By now the buzzards were circling overhead again, waiting for me to absent myself so they could carry on eating carrion.

Buzzard, by the way, is American English for vulture. My ornithologist friends periodically tell me I should be calling the birds vultures. Buzzard refers to a buteo hawk, they insist, not a vulture.

But that’s not what the dictionary says. My American Heritage Dictionary defines buzzard as “any of various North American vultures, such as the turkey vulture.”

The use of buzzard to mean buteo hawk, the dictionary adds, is “chiefly British,” and I don’t live in England. I live in the American West, and when a fellow here calls a disreputable man an old buzzard, he sure as hell doesn’t mean an old buteo hawk. He means an old carrion eater.

Two buzzards keep an eye on the carcass as two others strip some remaining bits of meat from the skeleton.

Buzzards aren’t the only creatures, of course, that dine on carrion, and it wasn’t obvious who had eaten most of the deer.

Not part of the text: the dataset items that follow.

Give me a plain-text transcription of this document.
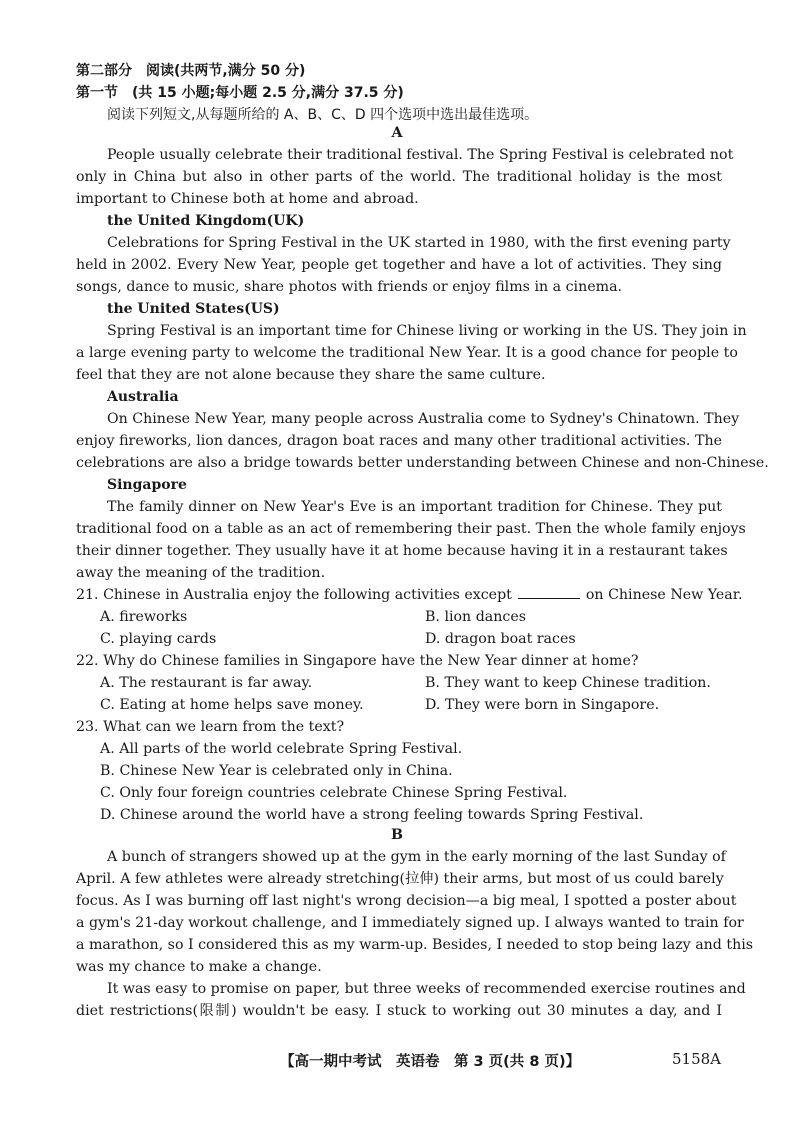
第二部分　阅读(共两节,满分 50 分)
第一节　(共 15 小题;每小题 2.5 分,满分 37.5 分)
阅读下列短文,从每题所给的 A、B、C、D 四个选项中选出最佳选项。
A
People usually celebrate their traditional festival. The Spring Festival is celebrated not
only in China but also in other parts of the world. The traditional holiday is the most
important to Chinese both at home and abroad.
the United Kingdom(UK)
Celebrations for Spring Festival in the UK started in 1980, with the first evening party
held in 2002. Every New Year, people get together and have a lot of activities. They sing
songs, dance to music, share photos with friends or enjoy films in a cinema.
the United States(US)
Spring Festival is an important time for Chinese living or working in the US. They join in
a large evening party to welcome the traditional New Year. It is a good chance for people to
feel that they are not alone because they share the same culture.
Australia
On Chinese New Year, many people across Australia come to Sydney's Chinatown. They
enjoy fireworks, lion dances, dragon boat races and many other traditional activities. The
celebrations are also a bridge towards better understanding between Chinese and non-Chinese.
Singapore
The family dinner on New Year's Eve is an important tradition for Chinese. They put
traditional food on a table as an act of remembering their past. Then the whole family enjoys
their dinner together. They usually have it at home because having it in a restaurant takes
away the meaning of the tradition.
21. Chinese in Australia enjoy the following activities except	on Chinese New Year.
A. fireworks	B. lion dances
C. playing cards	D. dragon boat races
22. Why do Chinese families in Singapore have the New Year dinner at home?
A. The restaurant is far away.	B. They want to keep Chinese tradition.
C. Eating at home helps save money.	D. They were born in Singapore.
23. What can we learn from the text?
A. All parts of the world celebrate Spring Festival.
B. Chinese New Year is celebrated only in China.
C. Only four foreign countries celebrate Chinese Spring Festival.
D. Chinese around the world have a strong feeling towards Spring Festival.
B
A bunch of strangers showed up at the gym in the early morning of the last Sunday of
April. A few athletes were already stretching(拉伸) their arms, but most of us could barely
focus. As I was burning off last night's wrong decision—a big meal, I spotted a poster about
a gym's 21-day workout challenge, and I immediately signed up. I always wanted to train for
a marathon, so I considered this as my warm-up. Besides, I needed to stop being lazy and this
was my chance to make a change.
It was easy to promise on paper, but three weeks of recommended exercise routines and
diet restrictions(限制) wouldn't be easy. I stuck to working out 30 minutes a day, and I
【高一期中考试　英语卷　第 3 页(共 8 页)】	5158A
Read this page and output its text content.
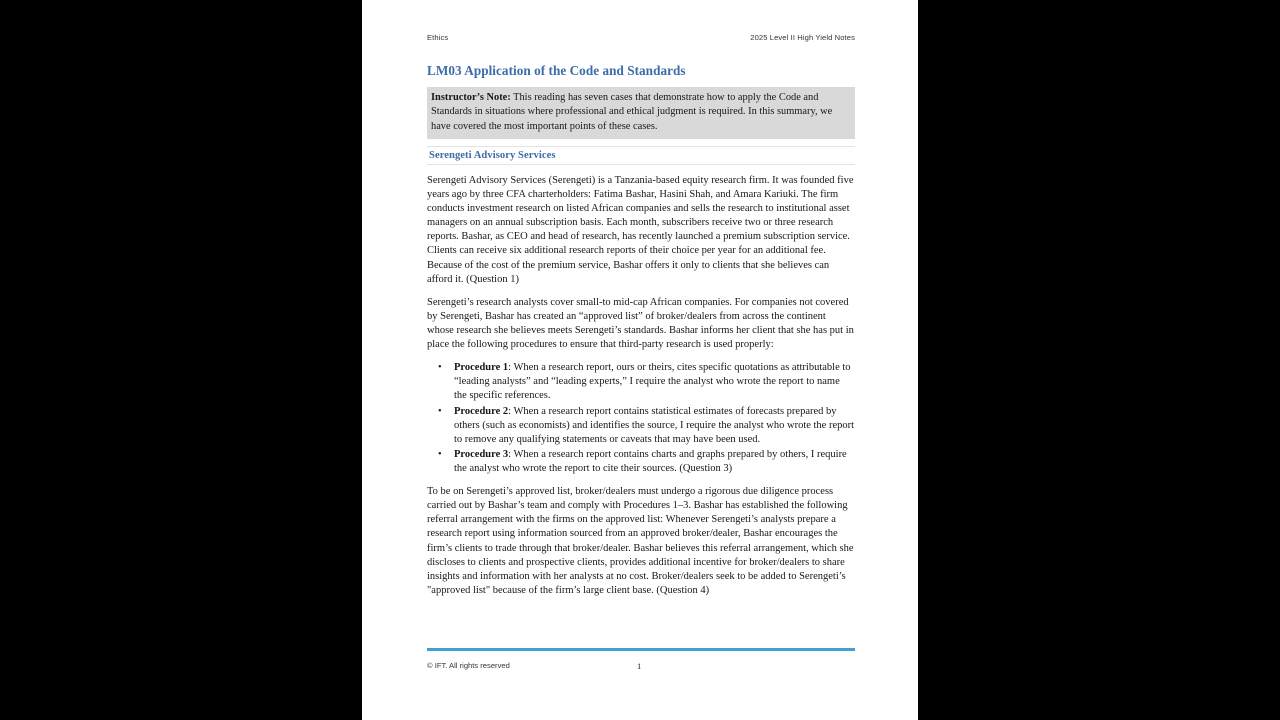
Ethics	2025 Level II High Yield Notes
LM03 Application of the Code and Standards
Instructor’s Note: This reading has seven cases that demonstrate how to apply the Code and Standards in situations where professional and ethical judgment is required. In this summary, we have covered the most important points of these cases.
Serengeti Advisory Services

Serengeti Advisory Services (Serengeti) is a Tanzania-based equity research firm. It was founded five years ago by three CFA charterholders: Fatima Bashar, Hasini Shah, and Amara Kariuki. The firm conducts investment research on listed African companies and sells the research to institutional asset managers on an annual subscription basis. Each month, subscribers receive two or three research reports. Bashar, as CEO and head of research, has recently launched a premium subscription service. Clients can receive six additional research reports of their choice per year for an additional fee. Because of the cost of the premium service, Bashar offers it only to clients that she believes can afford it. (Question 1)

Serengeti’s research analysts cover small-to mid-cap African companies. For companies not covered by Serengeti, Bashar has created an “approved list” of broker/dealers from across the continent whose research she believes meets Serengeti’s standards. Bashar informs her client that she has put in place the following procedures to ensure that third-party research is used properly:

• Procedure 1: When a research report, ours or theirs, cites specific quotations as attributable to “leading analysts” and “leading experts,” I require the analyst who wrote the report to name the specific references.
• Procedure 2: When a research report contains statistical estimates of forecasts prepared by others (such as economists) and identifies the source, I require the analyst who wrote the report to remove any qualifying statements or caveats that may have been used.
• Procedure 3: When a research report contains charts and graphs prepared by others, I require the analyst who wrote the report to cite their sources. (Question 3)

To be on Serengeti’s approved list, broker/dealers must undergo a rigorous due diligence process carried out by Bashar’s team and comply with Procedures 1–3. Bashar has established the following referral arrangement with the firms on the approved list: Whenever Serengeti’s analysts prepare a research report using information sourced from an approved broker/dealer, Bashar encourages the firm’s clients to trade through that broker/dealer. Bashar believes this referral arrangement, which she discloses to clients and prospective clients, provides additional incentive for broker/dealers to share insights and information with her analysts at no cost. Broker/dealers seek to be added to Serengeti’s "approved list" because of the firm’s large client base. (Question 4)

© IFT. All rights reserved	1
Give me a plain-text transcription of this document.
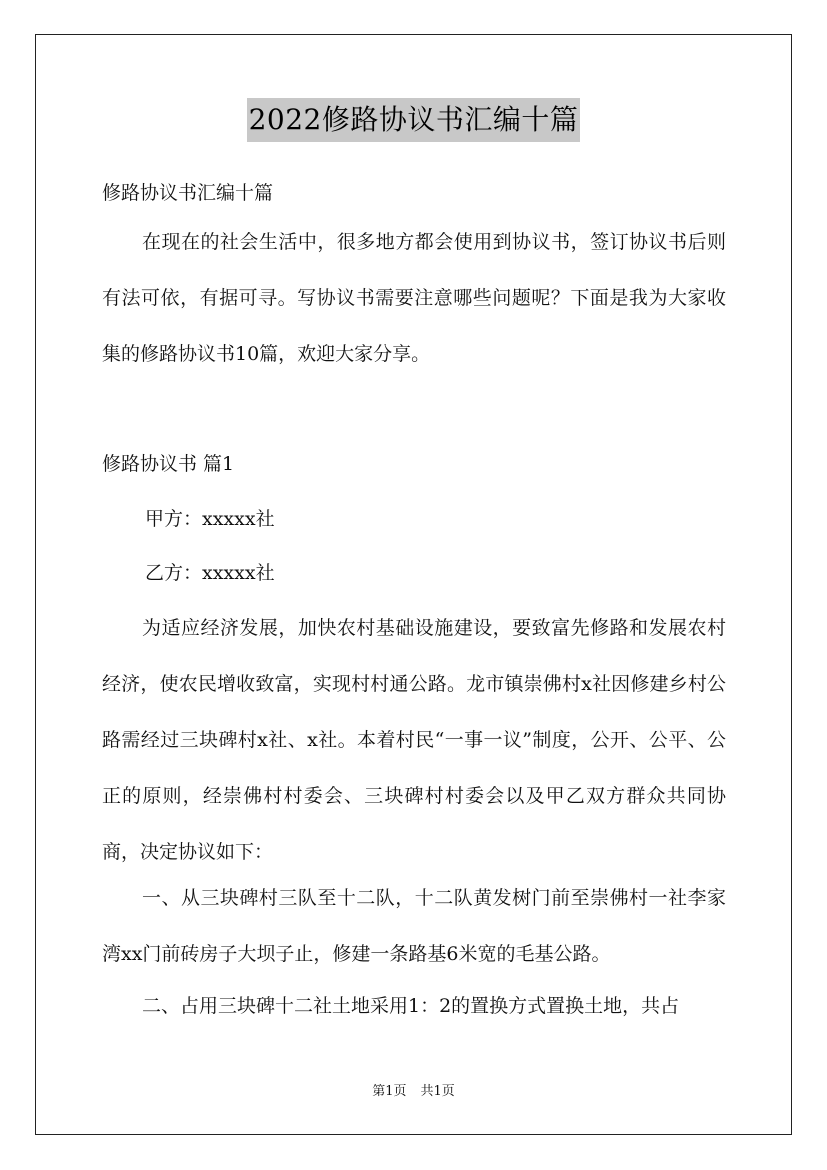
2022修路协议书汇编十篇
修路协议书汇编十篇

在现在的社会生活中，很多地方都会使用到协议书，签订协议书后则有法可依，有据可寻。写协议书需要注意哪些问题呢？下面是我为大家收集的修路协议书10篇，欢迎大家分享。

修路协议书 篇1
甲方：xxxxx社
乙方：xxxxx社

为适应经济发展，加快农村基础设施建设，要致富先修路和发展农村经济，使农民增收致富，实现村村通公路。龙市镇崇佛村x社因修建乡村公路需经过三块碑村x社、x社。本着村民“一事一议”制度，公开、公平、公正的原则，经崇佛村村委会、三块碑村村委会以及甲乙双方群众共同协商，决定协议如下：

一、从三块碑村三队至十二队，十二队黄发树门前至崇佛村一社李家湾xx门前砖房子大坝子止，修建一条路基6米宽的毛基公路。

二、占用三块碑十二社土地采用1：2的置换方式置换土地，共占

第1页 共1页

Foxes, raccoons, and coyotes eat roadkill and other dead animals.

Mountain lions will also eat carrion when extremely hungry but normally prefer fresh meat.

Smaller carrion eaters often start with the eyes and anus because they provide easy access to the rest of the body. These holes also open passages for flies.

The role of carcasses in a fly’s lifecycle is remarkable. The average lifespan of houseflies is only three weeks, but females can lay 900 eggs in that brief period. The eggs are laid in whatever the flies are feeding on, and within a day, the first larvae (also called maggots) hatch out. It takes less than two days for the maggots to double in size, forcing them to molt and shed their exoskeletons.

After continuing to grow — and molting two more times — the worm-like maggots dig deeper into their food supply and begin their pupa stage. The pupa develops a hard shell and inside it the appendages of an adult fly. To free itself from the shell, however, requires a strange ability. The pupa grows a bump on its head which it uses to break through the shell, after which the bump is absorbed back into the fly’s head. From a newly laid egg to an adult fly on the wing takes a week to 10 days in warm weather.

Before long five buzzards were perched on fence posts, watching two others tearing away at the carcass.

Sunday morning, I decided to take another look at the skeleton and was startled by what I saw. During the night, the buck had been dragged 10 feet uphill from the fence. Now who did that? Certainly not a buzzard, fox, or raccoon. Even stripped of most of its flesh, the skeleton was still fairly heavy.

I know of only two wild animals hereabouts with the strength to drag that much weight even a short distance: a mountain lion and a coyote. Although mountain lion tracks have been found near Mitchell cabin, there certainly aren’t many cougars hereabouts. Nor could I imagine a mountain lion going to the trouble of dragging around a skeleton that didn’t have much meat on it.

That would seem to leave one of the local coyotes as the most likely suspect. Coyotes, like mountain lions, sometimes drag their dinner to places where they can eat in private, but this coyote apparently gave up after only a few feet.

I called Jay back and asked if he had heard any coyotes howling Saturday night. He hadn’t but was as surprised as I that the skeleton had been moved.

The cause of the young buck’s death remains a sad mystery. The full variety of critters that ate its carcass is likewise a mystery. But who dragged its skeleton uphill is the biggest mystery of all.